Building multifaith and multicultural bonds
Spira saw so much success with Stranger to Neighbor in her classroom that when her Jewish congregation at Temple Emanuel in Greensboro began to ask how they could advocate for and be in solidarity with immigrants, she decided to introduce it to them.
These questions emerged right after January 2017, when President Donald Trump had issued multiple executive orders that affected thousands of immigrants and refugees.
Spira calls it her most ambitious Stranger to Neighbor project to date, because it involves a long-term commitment from congregants of two separate religious institutions.
Temple Emanuel searched for about a year for another religious institution with which to commit to doing the work. They found Daystar Church, a church with a large Spanish-speaking congregation.
For more than a year now, each congregation has hosted the other for meals and conversations. For the first gathering, Temple Emanuel hosted Daystar Church during Sukkot, a Jewish festival that emphasizes welcoming the stranger. In a grassy area of the temple’s campus on a fall day, they celebrated together, teaching each other songs in Hebrew and Spanish.
The second time they met, Daystar hosted at the church. It was the same day as the Tree of Life mass shooting in Pittsburgh, Pennsylvania, where a man opened fire during morning services, killing 11 people and wounding six.
“It was very meaningful for us as Jews that this other community really cared about that, to [ask], ‘Is this something that happens in the U.S.?’ [We told them], ‘No, actually, this is something completely unprecedented in the U.S.,’” Spira said.
Gomez, the FaithAction board member, is also a member of Daystar Church. He said the group has written letters to members of the state General Assembly, both requesting that sheriffs’ offices not participate with U.S. Immigration and Customs Enforcement and advocating for in-state tuition for DACA students.
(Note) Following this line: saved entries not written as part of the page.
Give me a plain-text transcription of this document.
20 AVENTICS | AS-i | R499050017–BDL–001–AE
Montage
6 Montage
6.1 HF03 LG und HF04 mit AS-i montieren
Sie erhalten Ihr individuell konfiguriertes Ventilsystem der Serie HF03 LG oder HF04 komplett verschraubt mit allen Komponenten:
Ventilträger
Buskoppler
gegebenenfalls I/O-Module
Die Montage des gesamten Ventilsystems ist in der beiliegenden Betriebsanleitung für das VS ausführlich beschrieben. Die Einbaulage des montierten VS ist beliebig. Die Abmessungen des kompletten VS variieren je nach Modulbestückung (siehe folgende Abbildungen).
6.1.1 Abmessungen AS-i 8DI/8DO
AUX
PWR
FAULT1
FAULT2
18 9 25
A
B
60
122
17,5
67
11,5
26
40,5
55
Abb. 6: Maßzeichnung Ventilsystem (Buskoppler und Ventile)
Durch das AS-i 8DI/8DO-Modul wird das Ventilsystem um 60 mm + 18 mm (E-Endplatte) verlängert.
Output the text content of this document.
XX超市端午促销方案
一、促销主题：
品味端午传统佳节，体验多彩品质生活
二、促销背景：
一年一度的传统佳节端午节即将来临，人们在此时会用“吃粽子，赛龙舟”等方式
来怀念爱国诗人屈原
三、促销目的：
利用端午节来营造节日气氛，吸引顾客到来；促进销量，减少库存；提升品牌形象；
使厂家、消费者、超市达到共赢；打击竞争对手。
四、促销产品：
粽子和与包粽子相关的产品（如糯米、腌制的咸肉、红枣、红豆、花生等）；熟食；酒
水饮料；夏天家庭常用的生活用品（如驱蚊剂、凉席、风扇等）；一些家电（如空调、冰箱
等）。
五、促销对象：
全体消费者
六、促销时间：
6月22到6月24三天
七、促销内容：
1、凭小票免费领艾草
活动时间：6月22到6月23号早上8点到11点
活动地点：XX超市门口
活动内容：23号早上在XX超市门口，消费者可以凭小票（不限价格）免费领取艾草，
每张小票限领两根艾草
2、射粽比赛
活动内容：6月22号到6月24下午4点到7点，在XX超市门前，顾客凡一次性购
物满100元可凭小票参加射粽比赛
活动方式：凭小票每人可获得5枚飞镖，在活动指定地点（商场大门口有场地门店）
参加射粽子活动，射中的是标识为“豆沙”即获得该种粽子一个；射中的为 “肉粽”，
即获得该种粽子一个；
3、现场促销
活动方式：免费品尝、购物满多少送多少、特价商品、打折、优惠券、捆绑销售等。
“We’ve formed beautiful relationships with people who you would perhaps see in a different church or different congregation [and] you’d say, ‘I’m not going to talk to that person. He is Jewish and I’m Christian,’” Gomez said.
At the Thanksgiving dinner, the UNC Greensboro student dance company Corazón Folklórico entertained guests with lively music and swirling skirts.
The company was just one of the evening’s featured performers, which also included the Triad Tapestry Children’s Chorus and an R&B/reggae singer.
Angel Herrera, a dance instructor for the Corazón group, attended the dinner with his parents and wife.
Many of the Corazón students were born in the U.S., he said, and he enjoys teaching them something that he’s proud of.
Herrera has been a regular part of FaithAction events since 2011, he said, because he appreciates the organization’s dedication to serve all people.
“I love to help people,” Herrera said. “And if I’m ever in a situation where I’m stuck and need help, I would like for someone to help me.
“It doesn’t cost you anything to serve. All that time you spend watching TV you could dedicate to helping people.”